“Sebanyak 500 hektare ini bisa lebih juga, tergantung persyaratan yang dipenuhi. Satu hektarenya akan dibantu sebanyak Rp30 juta. Nah, nantinya akan diupayakan menjadi Rp60 juta perhektarenya, tapi disertakan dengan tumpang sari tanaman pangan, misalanya padi gogo atau jagung,” ucapnya.
Terkait hal itu, pihaknya menyatakan saat ini sudah ada 50 hektare PSR, yang masuk ke tahapan rekomendasi teknis (rekomtek) di Kementan RI, sementara yang sedang diusulkan lagi sekitar 229 hektare.

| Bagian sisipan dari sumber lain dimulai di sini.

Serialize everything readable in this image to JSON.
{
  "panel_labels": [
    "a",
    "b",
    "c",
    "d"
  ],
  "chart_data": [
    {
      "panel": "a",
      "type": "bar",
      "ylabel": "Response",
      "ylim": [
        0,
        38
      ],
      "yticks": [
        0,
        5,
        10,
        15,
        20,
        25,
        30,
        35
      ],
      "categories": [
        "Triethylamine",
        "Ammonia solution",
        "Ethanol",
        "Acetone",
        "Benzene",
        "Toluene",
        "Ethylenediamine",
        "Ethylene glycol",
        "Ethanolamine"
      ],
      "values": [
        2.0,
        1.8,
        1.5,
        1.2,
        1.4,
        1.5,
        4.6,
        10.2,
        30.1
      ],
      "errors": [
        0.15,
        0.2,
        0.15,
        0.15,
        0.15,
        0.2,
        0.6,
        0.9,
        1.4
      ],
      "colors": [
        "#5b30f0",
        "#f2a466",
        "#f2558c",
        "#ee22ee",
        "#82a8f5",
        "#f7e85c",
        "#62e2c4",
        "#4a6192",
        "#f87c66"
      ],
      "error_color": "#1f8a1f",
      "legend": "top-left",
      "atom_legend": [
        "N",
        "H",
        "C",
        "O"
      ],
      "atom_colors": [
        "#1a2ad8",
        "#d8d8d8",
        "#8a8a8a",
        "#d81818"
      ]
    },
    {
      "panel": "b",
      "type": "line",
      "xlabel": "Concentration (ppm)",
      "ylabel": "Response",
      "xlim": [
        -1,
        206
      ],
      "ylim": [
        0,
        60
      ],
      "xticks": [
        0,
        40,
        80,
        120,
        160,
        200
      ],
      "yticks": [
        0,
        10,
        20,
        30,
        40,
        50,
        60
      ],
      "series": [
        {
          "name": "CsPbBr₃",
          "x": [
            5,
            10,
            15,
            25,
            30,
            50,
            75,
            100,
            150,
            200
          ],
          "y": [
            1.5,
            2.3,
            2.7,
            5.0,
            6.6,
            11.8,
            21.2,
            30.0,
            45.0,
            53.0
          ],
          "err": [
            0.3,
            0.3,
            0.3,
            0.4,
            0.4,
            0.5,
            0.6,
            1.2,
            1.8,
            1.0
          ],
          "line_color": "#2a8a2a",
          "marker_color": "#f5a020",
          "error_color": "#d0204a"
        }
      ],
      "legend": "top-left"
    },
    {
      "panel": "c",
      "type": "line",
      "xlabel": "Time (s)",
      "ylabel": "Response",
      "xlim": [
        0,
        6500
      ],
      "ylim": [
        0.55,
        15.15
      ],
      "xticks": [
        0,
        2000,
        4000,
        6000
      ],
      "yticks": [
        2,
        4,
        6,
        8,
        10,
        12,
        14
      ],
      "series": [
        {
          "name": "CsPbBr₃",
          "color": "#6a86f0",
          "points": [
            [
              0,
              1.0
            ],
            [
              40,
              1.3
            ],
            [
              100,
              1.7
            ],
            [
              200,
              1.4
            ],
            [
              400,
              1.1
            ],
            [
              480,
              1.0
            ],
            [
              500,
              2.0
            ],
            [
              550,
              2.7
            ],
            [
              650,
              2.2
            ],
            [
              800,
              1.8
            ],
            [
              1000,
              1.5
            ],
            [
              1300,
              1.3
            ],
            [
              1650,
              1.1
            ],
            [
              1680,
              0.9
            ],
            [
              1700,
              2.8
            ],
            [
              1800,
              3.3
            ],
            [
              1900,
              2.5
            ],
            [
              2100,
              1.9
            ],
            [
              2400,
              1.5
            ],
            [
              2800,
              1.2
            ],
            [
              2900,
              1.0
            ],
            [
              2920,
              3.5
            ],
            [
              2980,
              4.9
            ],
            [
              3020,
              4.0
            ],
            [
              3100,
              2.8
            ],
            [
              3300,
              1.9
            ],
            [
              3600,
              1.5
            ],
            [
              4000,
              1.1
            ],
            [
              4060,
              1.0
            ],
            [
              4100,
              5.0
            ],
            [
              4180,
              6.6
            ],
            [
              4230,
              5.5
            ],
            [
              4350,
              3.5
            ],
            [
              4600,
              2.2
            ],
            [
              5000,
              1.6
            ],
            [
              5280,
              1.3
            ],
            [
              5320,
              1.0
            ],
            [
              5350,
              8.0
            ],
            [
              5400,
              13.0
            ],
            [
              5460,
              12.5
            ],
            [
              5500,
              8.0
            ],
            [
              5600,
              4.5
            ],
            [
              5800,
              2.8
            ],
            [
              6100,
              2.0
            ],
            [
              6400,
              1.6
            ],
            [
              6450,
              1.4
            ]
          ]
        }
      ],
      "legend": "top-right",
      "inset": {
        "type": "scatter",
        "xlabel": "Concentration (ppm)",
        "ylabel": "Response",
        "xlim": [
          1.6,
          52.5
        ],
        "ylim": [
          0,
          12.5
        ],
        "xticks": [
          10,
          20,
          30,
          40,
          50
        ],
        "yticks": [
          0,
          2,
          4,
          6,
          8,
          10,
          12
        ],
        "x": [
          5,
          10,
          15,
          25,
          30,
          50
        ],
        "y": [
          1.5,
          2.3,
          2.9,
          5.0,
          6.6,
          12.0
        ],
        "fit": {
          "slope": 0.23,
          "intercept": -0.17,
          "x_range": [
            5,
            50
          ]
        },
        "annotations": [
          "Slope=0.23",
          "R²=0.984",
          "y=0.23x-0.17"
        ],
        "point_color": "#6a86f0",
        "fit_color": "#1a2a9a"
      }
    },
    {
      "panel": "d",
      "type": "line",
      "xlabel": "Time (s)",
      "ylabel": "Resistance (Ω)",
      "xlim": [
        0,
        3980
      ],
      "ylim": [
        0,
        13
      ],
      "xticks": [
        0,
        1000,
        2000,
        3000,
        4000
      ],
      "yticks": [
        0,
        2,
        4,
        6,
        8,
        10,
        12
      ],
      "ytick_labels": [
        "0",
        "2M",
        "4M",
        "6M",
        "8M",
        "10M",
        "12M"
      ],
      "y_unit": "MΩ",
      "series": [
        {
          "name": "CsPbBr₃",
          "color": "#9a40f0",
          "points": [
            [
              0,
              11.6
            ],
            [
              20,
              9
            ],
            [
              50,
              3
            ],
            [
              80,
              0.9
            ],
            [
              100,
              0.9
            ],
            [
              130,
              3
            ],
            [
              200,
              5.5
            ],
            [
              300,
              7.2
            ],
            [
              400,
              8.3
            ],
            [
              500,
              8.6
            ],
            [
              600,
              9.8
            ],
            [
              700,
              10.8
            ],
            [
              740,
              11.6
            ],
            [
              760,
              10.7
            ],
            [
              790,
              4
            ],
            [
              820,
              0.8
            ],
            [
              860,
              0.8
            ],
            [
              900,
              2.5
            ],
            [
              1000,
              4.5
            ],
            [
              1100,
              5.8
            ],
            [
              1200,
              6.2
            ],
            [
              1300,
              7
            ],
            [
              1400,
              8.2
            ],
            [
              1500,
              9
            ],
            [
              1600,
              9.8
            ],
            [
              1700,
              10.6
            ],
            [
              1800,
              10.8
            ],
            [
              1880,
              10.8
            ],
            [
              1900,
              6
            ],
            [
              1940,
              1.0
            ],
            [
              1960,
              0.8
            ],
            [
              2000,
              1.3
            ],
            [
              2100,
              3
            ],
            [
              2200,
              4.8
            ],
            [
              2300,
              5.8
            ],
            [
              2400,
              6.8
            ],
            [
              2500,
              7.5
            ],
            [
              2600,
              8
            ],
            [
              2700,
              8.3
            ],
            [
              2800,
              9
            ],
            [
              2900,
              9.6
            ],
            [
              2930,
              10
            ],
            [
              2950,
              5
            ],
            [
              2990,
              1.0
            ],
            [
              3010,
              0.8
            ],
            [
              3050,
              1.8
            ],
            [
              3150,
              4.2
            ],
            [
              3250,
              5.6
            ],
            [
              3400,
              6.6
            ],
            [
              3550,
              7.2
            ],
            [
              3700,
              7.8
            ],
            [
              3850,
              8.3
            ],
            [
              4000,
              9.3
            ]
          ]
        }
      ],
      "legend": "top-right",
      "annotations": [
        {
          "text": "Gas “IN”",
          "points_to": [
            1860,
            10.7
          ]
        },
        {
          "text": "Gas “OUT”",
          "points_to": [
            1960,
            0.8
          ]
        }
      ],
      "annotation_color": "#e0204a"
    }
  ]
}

“Yang sudah rekomtek 50 hektare, yang sedang diproses usulannya ada 229 hektare lagi dan itu yang berhak mengajukan adalah kelompok tani, gabungan kelompok tani atau juga koperasi,” ujarnya.
Pamigo diyakini bisa menjadi solusi untuk petani sawit skala kecil di Solok Selatan. Hal ini akan berperan besar pada hilirisasi hasil perkebunan sawit rakyat, yang luasan lahannya selalu mengalami peningkatan setiap tahun di Kabupaten Solok Selatan.
Dengan potensi tersebut, berondolan buah sawit masyarakat bisa terjual dengan mahal, karena baik pengelolan dan pemanfaatannya bisa diakomodir langsung oleh masyarakat dalam bentuk koperasi atau kelembagaan pekebun, berkolaborasi dengan instansi daerah terkait.
Saat ini, Dinas Pertanian Solsel Bidang Perkebunan sedang merampungkan beberapa persyaratan utama pengadaan pamigo, beberapa diantaranya seperti legalitas lahan pembangunan, perizinan hingga pernyataan ketersediaan bahan baku TBS sekurang-kurangnya 1.800 ton/tahun.
Untuk diketahui peluncuran pamigo bukanlah hal yang baru. Pada akhir tahun 2022, terobosan ini berhasil mencuri perhatian dalam kegiatan Perkebunan Expo (BunEx) di Jakarta Convention Center.